The Origin of the King James Version of the Holy Bible
The Protestant denominations are built upon that manuscript
of the Greek New Testament sometimes called the Textus Receptus, or Received Text. During the Dark Ages, the Re- ceived Text
was practically unknown outside the Greek Church. It was restored to Christendom by the labors of that great Dutch scholar,
Erasmus (1466?-1536). The origin of the Received Text goes back, many centuries before, to a great scholar of the Hebrew and
Greek languages named Lucian of Antioch (c. A.D. 250-312). And before Lucian, in the first century, the Apostles themselves
wrote the very first Greek New Testament.

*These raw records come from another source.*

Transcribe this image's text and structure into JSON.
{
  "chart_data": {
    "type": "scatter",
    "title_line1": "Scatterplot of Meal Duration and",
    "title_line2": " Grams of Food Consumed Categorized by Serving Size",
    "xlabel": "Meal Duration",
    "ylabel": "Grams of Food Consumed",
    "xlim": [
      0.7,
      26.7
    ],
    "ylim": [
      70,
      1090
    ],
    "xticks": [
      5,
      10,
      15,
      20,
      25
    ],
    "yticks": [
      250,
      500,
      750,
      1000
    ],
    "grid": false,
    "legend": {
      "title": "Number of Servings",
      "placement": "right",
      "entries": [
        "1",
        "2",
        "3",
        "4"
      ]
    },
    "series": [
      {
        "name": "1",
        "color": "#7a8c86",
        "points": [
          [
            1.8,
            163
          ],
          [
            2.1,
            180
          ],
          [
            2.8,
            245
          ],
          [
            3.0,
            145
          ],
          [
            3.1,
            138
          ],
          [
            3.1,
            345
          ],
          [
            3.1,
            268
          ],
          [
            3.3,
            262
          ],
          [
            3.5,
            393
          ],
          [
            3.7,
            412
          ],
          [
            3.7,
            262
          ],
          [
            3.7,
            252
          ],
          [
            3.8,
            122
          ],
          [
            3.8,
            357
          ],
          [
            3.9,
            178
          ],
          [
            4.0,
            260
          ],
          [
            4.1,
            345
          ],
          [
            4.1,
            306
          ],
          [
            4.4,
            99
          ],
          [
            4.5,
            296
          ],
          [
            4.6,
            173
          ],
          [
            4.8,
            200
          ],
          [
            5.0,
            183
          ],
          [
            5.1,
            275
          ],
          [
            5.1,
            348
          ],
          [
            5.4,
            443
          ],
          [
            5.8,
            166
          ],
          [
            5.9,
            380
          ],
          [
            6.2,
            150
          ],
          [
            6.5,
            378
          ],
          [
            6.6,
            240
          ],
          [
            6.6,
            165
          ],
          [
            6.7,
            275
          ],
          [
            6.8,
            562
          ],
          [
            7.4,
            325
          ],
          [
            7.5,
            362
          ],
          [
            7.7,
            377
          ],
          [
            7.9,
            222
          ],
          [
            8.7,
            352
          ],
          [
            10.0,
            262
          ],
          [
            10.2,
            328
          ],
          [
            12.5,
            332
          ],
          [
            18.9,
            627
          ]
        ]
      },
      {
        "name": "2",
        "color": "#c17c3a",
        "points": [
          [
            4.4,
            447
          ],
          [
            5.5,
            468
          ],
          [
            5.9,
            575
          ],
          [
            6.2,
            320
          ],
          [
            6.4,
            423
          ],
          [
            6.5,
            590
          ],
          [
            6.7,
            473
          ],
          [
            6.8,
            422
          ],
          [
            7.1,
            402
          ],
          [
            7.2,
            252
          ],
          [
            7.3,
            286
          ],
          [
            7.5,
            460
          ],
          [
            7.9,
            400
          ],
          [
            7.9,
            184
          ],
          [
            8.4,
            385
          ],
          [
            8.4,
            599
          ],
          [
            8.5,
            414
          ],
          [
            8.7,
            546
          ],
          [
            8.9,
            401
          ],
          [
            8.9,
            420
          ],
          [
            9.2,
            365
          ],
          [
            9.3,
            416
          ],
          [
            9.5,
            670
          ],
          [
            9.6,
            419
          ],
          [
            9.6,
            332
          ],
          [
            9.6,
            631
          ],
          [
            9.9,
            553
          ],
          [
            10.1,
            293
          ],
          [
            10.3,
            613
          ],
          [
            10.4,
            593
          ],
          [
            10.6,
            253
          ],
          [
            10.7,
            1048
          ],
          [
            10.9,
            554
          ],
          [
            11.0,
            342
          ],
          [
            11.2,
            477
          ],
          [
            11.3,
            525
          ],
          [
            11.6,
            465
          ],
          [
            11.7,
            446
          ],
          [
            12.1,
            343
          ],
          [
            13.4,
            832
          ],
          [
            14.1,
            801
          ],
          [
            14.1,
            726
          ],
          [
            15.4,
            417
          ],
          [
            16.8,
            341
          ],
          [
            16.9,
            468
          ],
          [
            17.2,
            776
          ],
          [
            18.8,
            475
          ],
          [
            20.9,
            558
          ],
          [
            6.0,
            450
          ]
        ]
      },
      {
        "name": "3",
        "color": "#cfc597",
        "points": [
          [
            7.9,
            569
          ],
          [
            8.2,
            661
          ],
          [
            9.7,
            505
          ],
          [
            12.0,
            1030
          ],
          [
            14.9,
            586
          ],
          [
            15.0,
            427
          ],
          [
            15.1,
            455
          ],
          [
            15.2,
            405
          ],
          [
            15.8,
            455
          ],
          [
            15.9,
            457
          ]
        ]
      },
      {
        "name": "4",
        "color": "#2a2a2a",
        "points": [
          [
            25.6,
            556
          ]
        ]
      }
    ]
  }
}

The Apostles’ New Testament (united with the Old Testament) went in three directions in its evangelism. First, within
a generation after the death of the apostles, (if not before), the Old and New Testament manuscripts were translated into
the most beautiful of Latin Bibles ever scribed, called the Itala. The Itala was the Bible of the Celtic branch of the human
family, including Patrick of Ireland, Columba of Scotland, Aiden of England, Hilda the Abbess of Whitby, Dinooth of Wales,
Columbanus of Europe, as well as those simple unobtrusive Christians called the Waldenses, Vaudois, Albigenses, and other
names throughout western Europe. It was these people who, the Bible says, were the true church of Jesus Christ, and not the
Vatican (Rev. 12:6). These various peoples (united in doctrine) kept holy the seventh-day Sabbath. The Reformation owes its
beginning to the Waldensian missionary, Lollard, who enlightened John Wycliffe.
Shortly after the death of the apostles, the second direction of their New
Testament was its translation into the Syriac (a form of Aramaic). This noble Bible, called the Peshitta, meaning “Simple,”
had for centuries a wide circulation in the east, and was carried throughout the Orient. This was the Bible of Papas of Asia,
Aba of Persia, Timothy of Bagdad, The St. Thomas Christians of India, and Adam of China. In the early 9th century, the great
Kobo Daishi, Japan’s mightiest intellect, learned the gospel from this Syriac text during his travels in Asia and carried
its influence to Japan.
The third
direction of the apostle’s manuscripts was to the safe-haven of the Greek Church. Through the scholarship of Lucian,
who edited the apostle’s original manuscripts (as well as translating the Old Testament Hebrew into Greek), he edited
and produced a complete Bible: a collection of the books from Genesis to Revelation.
Well known writers like Jerome, Erasmus, and Luther, and, in the nineteenth
century, John William Burgon and Fenton John Anthony Hort (whether friends or opponents) agree that Lucian was the editor
who passed on to the world the Received Text—the New Testament text which was adopted at the birth of all the great
churches of the Reformation. Not a single church born of the Reformation, such as Lutheran, Calvinist, Anglican, Baptist,
Presbyterian, Methodist, Congregational, or Adventist, adopted any other Bible than that whose New Testament text came down
from Lucian. The text which Lucian gave to the world was to all intents pure and correct. Even his opponents declare that
there are no Greek New Testaments older than Lucian’s, and that with it agree the great mass of Greek manuscripts.
In the bitter time of Christianity’s
struggle to escape papal tyranny, forty-seven scholars, commissioned by King James, translated the Word of GOD into the most
eloquent & poetic of all languages: Middle English. It refines the character; it ennobles the intellect; it exposes the
traps of Satan; it reveals that only GOD can fulfill the heaven-born needs of man.